Britanya hükümeti Manş Denizi üzerinden daha az göçmenin gelmesini arzuluyor. Bu sene ülkeye ayak basan göçmen sayısı, geçtiğimiz seneye kıyasla iki katına çıkıp yaklaşık 4 bin oldu. İçişleri Bakanı Priti Patel, Fransa'nın geçişleri engellemek konusunda yeterince çaba göstermediğini açıkladı. Britanya donanması bu nedenle sığınmacı botlarını geri dönmeye zorlayacak. Ülke basını bölünmüş durumda.

Tüm alıntıları göster/kapat
The Spectator (GB) /

Bunların hepsi enterne edilmeli

The Spectator, iltica etmek isteyenlere karşı daha katı bir tavır takınılmasını savunuyor:

“Fransızları artık geleneksel olarak kınamak ve donanmanın birkaç gemisinin kameralar önündeki gösterileri seçmenleri memnun etmeye yetmeyecektir. ... İltica başvurusunda bulunmak isteyen herkesin gözaltına alınması ve başvurusu reddedilenlere toplumumuzda yaşama imkanı tanınmaması gerekmektedir. Büyük olasılıkla yeni tür kimlikler de gerekecektir. Avrupa İnsan Hakları Mahkemesi'nin yetki alanı kaldırılacak, Avrupa İnsan Hakları Sözleşmesi'nden Britanya hukukuna geçmiş hükümler devreden çıkarılacaktır. Belki de geldikleri ülkeye geri dönmeyi reddedenler için Britanya anakarası açıklarında uzun süreli konaklama tesisleri kurmak gerekecektir.”

The Guardian (GB) /

İltica istemek insan hakkıdır

The Guardian ise Londra'nın fikirlerini desteklemiyor:

“Britanya hükümeti, Brexit konusundaki 'Kontrolü yeniden ele geçirmeliyiz' sloganıyla AB ile kafa kafaya çatışmaya hazır.
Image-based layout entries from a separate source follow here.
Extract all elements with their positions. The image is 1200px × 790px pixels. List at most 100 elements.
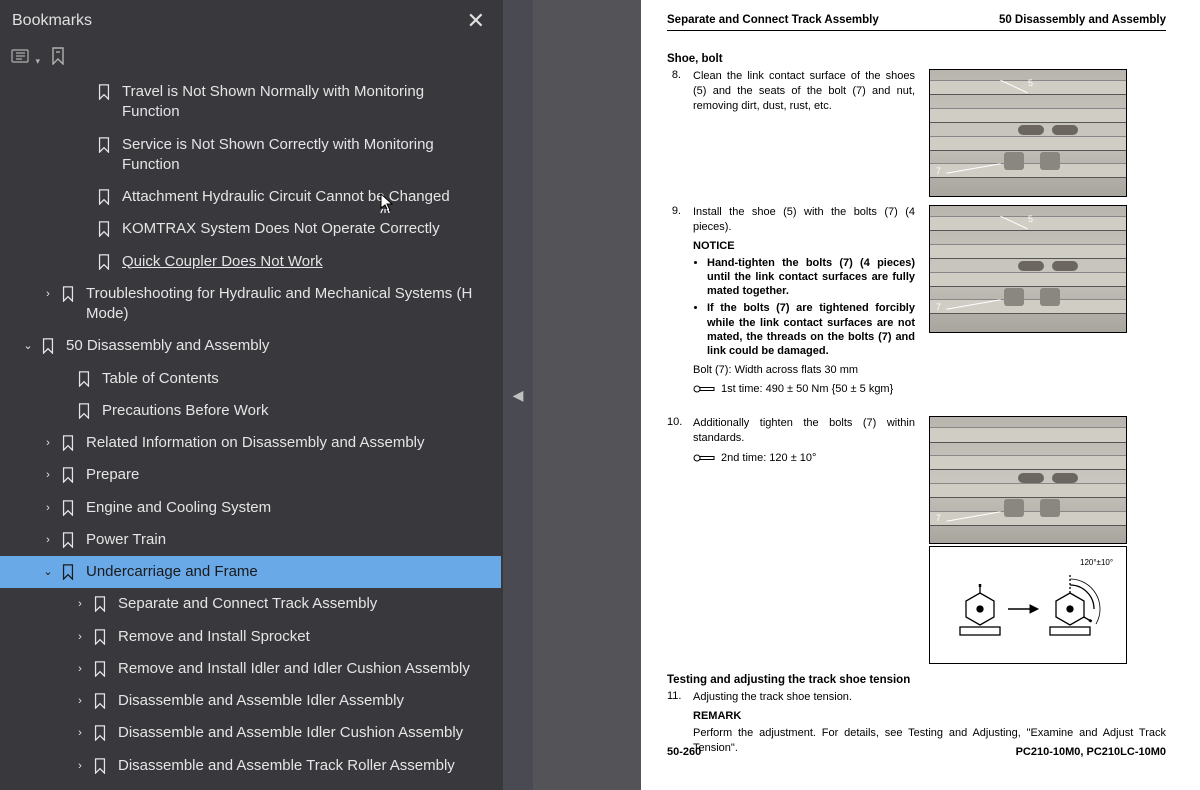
figure-step-8: 5 7 bbox=[929, 69, 1127, 197]
bookmark-label: Troubleshooting for Hydraulic and Mechan… bbox=[86, 284, 491, 325]
chevron-down-icon[interactable]: ⌄ bbox=[16, 339, 40, 354]
step-text: Install the shoe (5) with the bolts (7) … bbox=[693, 205, 915, 235]
bookmark-icon bbox=[92, 725, 108, 741]
page-header: Separate and Connect Track Assembly 50 D… bbox=[667, 14, 1166, 31]
bookmarks-header: Bookmarks ✕ bbox=[0, 0, 503, 42]
testing-title: Testing and adjusting the track shoe ten… bbox=[667, 674, 1166, 686]
chevron-right-icon[interactable]: › bbox=[68, 662, 92, 677]
bookmark-icon bbox=[92, 661, 108, 677]
chevron-right-icon[interactable]: › bbox=[36, 436, 60, 451]
step-text: Additionally tighten the bolts (7) withi… bbox=[693, 416, 915, 446]
bookmark-label: Attachment Hydraulic Circuit Cannot be C… bbox=[122, 187, 491, 207]
bookmark-icon bbox=[76, 403, 92, 419]
chevron-right-icon[interactable]: › bbox=[68, 759, 92, 774]
step-text: Adjusting the track shoe tension. bbox=[693, 690, 1166, 705]
bookmark-label: 50 Disassembly and Assembly bbox=[66, 336, 491, 356]
chevron-right-icon[interactable]: › bbox=[36, 468, 60, 483]
bookmark-icon bbox=[60, 564, 76, 580]
chevron-right-icon[interactable]: › bbox=[36, 287, 60, 302]
bookmark-label: Quick Coupler Does Not Work bbox=[122, 252, 491, 272]
step-8-block: 8. Clean the link contact surface of the… bbox=[667, 69, 1166, 197]
bookmark-label: Related Information on Disassembly and A… bbox=[86, 433, 491, 453]
chevron-right-icon[interactable]: › bbox=[68, 597, 92, 612]
bookmark-label: Separate and Connect Track Assembly bbox=[118, 594, 491, 614]
notice-item: If the bolts (7) are tightened forcibly … bbox=[707, 301, 915, 358]
document-page: Separate and Connect Track Assembly 50 D… bbox=[641, 0, 1200, 790]
bookmark-icon bbox=[92, 693, 108, 709]
chevron-right-icon[interactable]: › bbox=[36, 533, 60, 548]
options-icon[interactable] bbox=[10, 46, 30, 66]
bookmark-icon bbox=[40, 338, 56, 354]
page-footer: 50-260 PC210-10M0, PC210LC-10M0 bbox=[667, 746, 1166, 758]
viewer-background bbox=[533, 0, 641, 790]
chevron-right-icon[interactable]: › bbox=[68, 630, 92, 645]
bookmark-icon bbox=[96, 84, 112, 100]
bookmark-label: Disassemble and Assemble Idler Assembly bbox=[118, 691, 491, 711]
bookmarks-title: Bookmarks bbox=[12, 12, 92, 30]
bookmark-icon bbox=[96, 137, 112, 153]
find-bookmark-icon[interactable] bbox=[48, 46, 68, 66]
bookmark-item[interactable]: Quick Coupler Does Not Work bbox=[0, 246, 501, 278]
bookmark-item[interactable]: › Related Information on Disassembly and … bbox=[0, 427, 501, 459]
bookmark-item[interactable]: › Separate and Connect Track Assembly bbox=[0, 588, 501, 620]
collapse-arrow-icon: ◀ bbox=[513, 387, 524, 404]
step-number: 8. bbox=[667, 69, 681, 114]
bookmark-icon bbox=[92, 758, 108, 774]
bookmark-item[interactable]: Service is Not Shown Correctly with Moni… bbox=[0, 129, 501, 182]
bookmark-item[interactable]: Travel is Not Shown Normally with Monito… bbox=[0, 76, 501, 129]
bookmark-item[interactable]: ⌄Undercarriage and Frame bbox=[0, 556, 501, 588]
diagram-angle-label: 120°±10° bbox=[1080, 558, 1113, 567]
bookmark-label: Power Train bbox=[86, 530, 491, 550]
model-number: PC210-10M0, PC210LC-10M0 bbox=[1016, 746, 1166, 758]
bookmarks-panel: Bookmarks ✕ Travel is Not Shown Normally… bbox=[0, 0, 503, 790]
bookmark-item[interactable]: › Troubleshooting for Hydraulic and Mecha… bbox=[0, 278, 501, 331]
bookmark-item[interactable]: KOMTRAX System Does Not Operate Correctl… bbox=[0, 213, 501, 245]
bookmark-item[interactable]: › Disassemble and Assemble Track Roller A… bbox=[0, 750, 501, 782]
torque-wrench-icon bbox=[693, 449, 715, 468]
notice-label: NOTICE bbox=[693, 239, 915, 254]
notice-item: Hand-tighten the bolts (7) (4 pieces) un… bbox=[707, 256, 915, 299]
chevron-right-icon[interactable]: › bbox=[68, 694, 92, 709]
bookmark-item[interactable]: ›Prepare bbox=[0, 459, 501, 491]
angle-diagram: 120°±10° bbox=[929, 546, 1127, 664]
bookmark-item[interactable]: ›Remove and Install Idler and Idler Cush… bbox=[0, 653, 501, 685]
chevron-right-icon[interactable]: › bbox=[36, 501, 60, 516]
remark-label: REMARK bbox=[693, 709, 1166, 724]
header-left: Separate and Connect Track Assembly bbox=[667, 14, 879, 26]
torque-wrench-icon bbox=[693, 380, 715, 399]
section-title: Shoe, bolt bbox=[667, 53, 1166, 65]
bookmark-label: Table of Contents bbox=[102, 369, 491, 389]
chevron-right-icon[interactable]: › bbox=[68, 726, 92, 741]
step-number: 10. bbox=[667, 416, 681, 471]
bookmark-icon bbox=[92, 629, 108, 645]
bookmark-item[interactable]: › Power Train bbox=[0, 524, 501, 556]
bookmark-label: Engine and Cooling System bbox=[86, 498, 491, 518]
bookmark-item[interactable]: Precautions Before Work bbox=[0, 395, 501, 427]
figure-step-10: 7 bbox=[929, 416, 1127, 544]
panel-splitter[interactable]: ◀ bbox=[503, 0, 533, 790]
bookmark-item[interactable]: › Engine and Cooling System bbox=[0, 492, 501, 524]
bookmark-item[interactable]: › Remove and Install Sprocket bbox=[0, 621, 501, 653]
bookmark-label: Remove and Install Sprocket bbox=[118, 627, 491, 647]
bookmark-label: Service is Not Shown Correctly with Moni… bbox=[122, 135, 491, 176]
bookmarks-toolbar bbox=[0, 42, 503, 76]
step-text: Clean the link contact surface of the sh… bbox=[693, 69, 915, 114]
bookmark-item[interactable]: ›Disassemble and Assemble Idler Cushion … bbox=[0, 717, 501, 749]
torque-value: 1st time: 490 ± 50 Nm {50 ± 5 kgm} bbox=[721, 382, 893, 397]
bookmark-icon bbox=[60, 435, 76, 451]
bookmark-item[interactable]: Attachment Hydraulic Circuit Cannot be C… bbox=[0, 181, 501, 213]
bookmark-icon bbox=[60, 532, 76, 548]
bookmarks-tree[interactable]: Travel is Not Shown Normally with Monito… bbox=[0, 76, 503, 790]
bookmark-item[interactable]: › Disassemble and Assemble Idler Assembly bbox=[0, 685, 501, 717]
step-9-block: 9. Install the shoe (5) with the bolts (… bbox=[667, 205, 1166, 408]
bookmark-icon bbox=[60, 500, 76, 516]
bookmark-item[interactable]: ⌄ 50 Disassembly and Assembly bbox=[0, 330, 501, 362]
figure-step-9: 5 7 bbox=[929, 205, 1127, 333]
bookmark-icon bbox=[60, 286, 76, 302]
bookmark-item[interactable]: Table of Contents bbox=[0, 363, 501, 395]
bookmark-label: Disassemble and Assemble Track Roller As… bbox=[118, 756, 491, 776]
chevron-down-icon[interactable]: ⌄ bbox=[36, 565, 60, 580]
close-button[interactable]: ✕ bbox=[461, 8, 491, 34]
header-right: 50 Disassembly and Assembly bbox=[999, 14, 1166, 26]
bookmark-icon bbox=[96, 221, 112, 237]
Hükümetin, AB ülkelerine bazı iltica başvurusu sahiplerini sınır dışı etme imkanı tanıyan Dublin Sözleşmesi'nin yerine koyacağı bir planı yok. Bu nedenle hükümet paniğe kapılmış halde. Aksi halde Britanya Donanması'nın sığınmacı botlarını Fransa'ya dönmeye zorlamalarını isteyen İçişleri Bakanı Priti Patel'in tehditlerini nasıl anlamalıyız? ... Üstelik 1951 tarihli Cenevre Mülteciler Sözleşmesi insanlara iltica başvurusu için seyahat etme hakkı tanırken, Boris Johnson nasıl olup da Manş Denizi'ni küçük bir botla geçmeye çalışmayı 'tehlikeli ve suç' olarak tarif edebilir?”